Search code examples
pythonpandasdataframefillna

Filling Missing Values Based on String Condition


I'm trying to write a function to impute some null values from a Numeric column based on string conditions from a Text column.

My attempt example:

def fill_nulls(string, val):
if df['TextColumn'].str.contains(string) == True:
    df['NumericColumn'] = df['NumericColumn'].fillna(value=val)

The 'string' and 'val' parameters are manually entered. I tried applying function to my numeric column but it gives me this error:

ValueError: The truth value of a Series is ambiguous. Use a.empty, a.bool(), a.item(), a.any() or a.all().

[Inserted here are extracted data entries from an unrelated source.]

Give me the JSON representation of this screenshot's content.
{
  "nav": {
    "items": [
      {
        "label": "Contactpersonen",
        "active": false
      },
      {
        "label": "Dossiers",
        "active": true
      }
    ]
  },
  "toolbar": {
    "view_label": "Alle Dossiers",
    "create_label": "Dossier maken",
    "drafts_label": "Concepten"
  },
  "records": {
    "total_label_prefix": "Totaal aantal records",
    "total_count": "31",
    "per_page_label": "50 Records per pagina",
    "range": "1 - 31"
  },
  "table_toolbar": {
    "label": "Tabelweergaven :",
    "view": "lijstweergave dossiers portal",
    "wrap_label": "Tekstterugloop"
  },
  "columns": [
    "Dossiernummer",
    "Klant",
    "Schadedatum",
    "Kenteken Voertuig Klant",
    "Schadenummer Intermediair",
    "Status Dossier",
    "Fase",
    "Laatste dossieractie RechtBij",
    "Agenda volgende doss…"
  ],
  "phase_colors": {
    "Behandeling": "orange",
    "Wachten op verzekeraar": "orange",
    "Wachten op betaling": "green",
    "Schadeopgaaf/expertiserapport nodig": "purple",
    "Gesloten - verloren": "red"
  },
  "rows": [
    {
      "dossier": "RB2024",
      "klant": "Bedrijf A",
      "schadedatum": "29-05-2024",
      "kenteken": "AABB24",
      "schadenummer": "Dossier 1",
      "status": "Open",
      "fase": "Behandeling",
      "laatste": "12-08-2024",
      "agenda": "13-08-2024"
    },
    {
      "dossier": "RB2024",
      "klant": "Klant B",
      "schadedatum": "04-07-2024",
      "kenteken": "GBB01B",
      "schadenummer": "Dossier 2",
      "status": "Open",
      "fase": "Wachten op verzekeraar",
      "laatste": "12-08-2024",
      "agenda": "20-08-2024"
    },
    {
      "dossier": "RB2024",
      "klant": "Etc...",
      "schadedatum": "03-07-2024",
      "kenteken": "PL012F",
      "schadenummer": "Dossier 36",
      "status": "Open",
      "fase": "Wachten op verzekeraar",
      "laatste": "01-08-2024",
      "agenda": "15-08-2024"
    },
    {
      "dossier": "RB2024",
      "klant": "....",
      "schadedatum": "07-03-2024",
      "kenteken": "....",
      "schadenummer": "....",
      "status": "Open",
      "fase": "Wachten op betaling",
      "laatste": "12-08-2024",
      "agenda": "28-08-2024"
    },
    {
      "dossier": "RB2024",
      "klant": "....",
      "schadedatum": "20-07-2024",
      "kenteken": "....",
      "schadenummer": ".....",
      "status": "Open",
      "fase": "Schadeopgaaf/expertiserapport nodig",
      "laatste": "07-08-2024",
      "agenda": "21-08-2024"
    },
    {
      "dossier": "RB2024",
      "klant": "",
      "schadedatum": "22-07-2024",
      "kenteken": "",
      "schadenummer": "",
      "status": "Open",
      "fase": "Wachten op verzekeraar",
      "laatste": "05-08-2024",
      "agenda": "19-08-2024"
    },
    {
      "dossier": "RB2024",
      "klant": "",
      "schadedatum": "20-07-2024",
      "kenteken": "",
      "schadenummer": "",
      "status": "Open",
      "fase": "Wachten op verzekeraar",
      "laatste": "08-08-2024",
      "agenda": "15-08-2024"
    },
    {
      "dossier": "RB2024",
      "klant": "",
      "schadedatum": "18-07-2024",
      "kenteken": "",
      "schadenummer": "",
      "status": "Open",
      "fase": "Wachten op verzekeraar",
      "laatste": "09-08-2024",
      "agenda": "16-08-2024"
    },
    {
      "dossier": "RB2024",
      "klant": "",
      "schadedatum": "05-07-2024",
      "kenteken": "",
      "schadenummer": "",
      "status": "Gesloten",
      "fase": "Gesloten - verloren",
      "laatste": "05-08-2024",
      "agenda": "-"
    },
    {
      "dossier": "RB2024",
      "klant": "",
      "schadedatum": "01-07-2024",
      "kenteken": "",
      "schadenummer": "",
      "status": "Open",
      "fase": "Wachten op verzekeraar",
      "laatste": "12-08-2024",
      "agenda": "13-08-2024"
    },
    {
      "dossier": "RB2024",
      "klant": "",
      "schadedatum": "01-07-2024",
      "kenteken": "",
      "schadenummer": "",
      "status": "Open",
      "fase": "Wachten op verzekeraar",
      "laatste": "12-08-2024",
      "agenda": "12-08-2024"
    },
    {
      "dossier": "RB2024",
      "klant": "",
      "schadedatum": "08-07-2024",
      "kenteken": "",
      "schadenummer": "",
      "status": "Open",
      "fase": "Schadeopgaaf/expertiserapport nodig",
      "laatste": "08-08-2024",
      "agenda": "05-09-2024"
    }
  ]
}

I tried to find examples that I could tweak for my situation, but they all involved using 'groupby' to get the average numeric values relating to the discrete string values that had only a handful of unique values. Basically, only exact wording could be imputed, whereas I'm trying to generalize my string filtering by using partial strings and imputing the null values in the numeric column based on the resulting rows of the text columns.


Solution

  • Use Series.str.contains with DataFrame.loc:

    m = df['TextColumn'].str.contains(string)
    df.loc[m, 'NumericColumn'] = df.loc[m, 'NumericColumn'].fillna(value=val)
    

    Or chain conditions by & for bitwise AND for test missing values by Series.isna and assign value in DataFrame.loc:

    m1 = df['TextColumn'].str.contains(string)
    m2 = df['NumericColumn'].isna()
    df.loc[m1 & m2, 'NumericColumn'] = val